Just in time for its 20th anniversary, the folks over at Screen Junkies have taken the critically panned (and audience avoided) Wild Wild West to Honest Trailers School.

Will Smith might be the star of a summer blockbuster once again with Aladdin, but let’s not mind wipe the sheer horrors of his first re-team with MIB director Barry Sonnenfeld. Based on the TV series of the same name, on paper WWW looked like a surefire hit. The director of Men in Black reuniting with its megastar for a sci-fi western featuring Kevin Kline as the uptight sidekick, Warner Bros ordered hundreds of extra money trucks that year to brace themselves for all the cash this movie was definitely going to make. Costing a reported $170 million to produce, the Wickey wild, wicky wicky wild wild wild west generated just $27 million during its opening weekend back in 1999. Closing out at $222 million worldwide, it was Smith’s first big-budget box office flop.

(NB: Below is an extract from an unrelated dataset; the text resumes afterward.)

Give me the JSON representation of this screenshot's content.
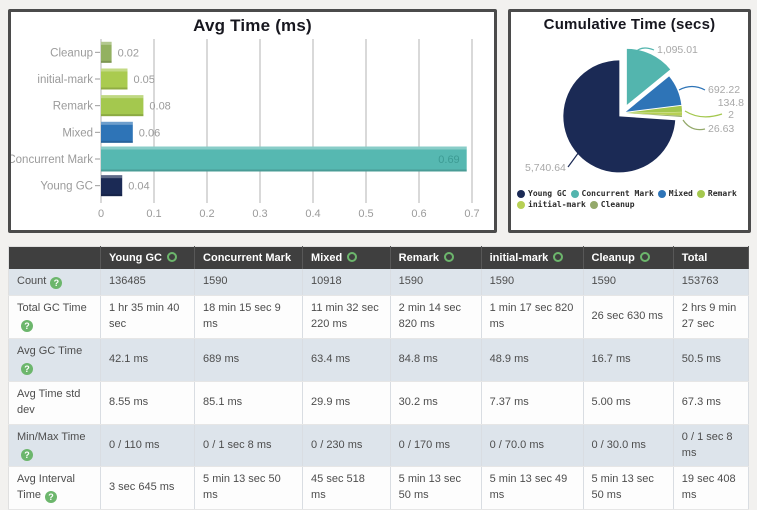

While the overall film is a complete mess, I have a soft spot for this movie. It came out the year I started working in a cinema, and gave me an insight into those all-important opening weekends. The first weekend, Wild Wild West was in the biggest screen at the cinema, we were given cowboy hats to wear, popcorn boxes had the logo on, Burger King had a range of toys. Back in the day, not all big movies were released globally the same week, sometimes it would take months. In short, Wild Wild West hit the UK in August, more than a month after it tanked in America. So Warner Bros were pushing for the international box office to pick up the slack. It didn’t. By the second weekend, Wild Wild West was in one of the smaller screens before vanishing completely a couple of weeks later. We literally couldn’t give those hats away.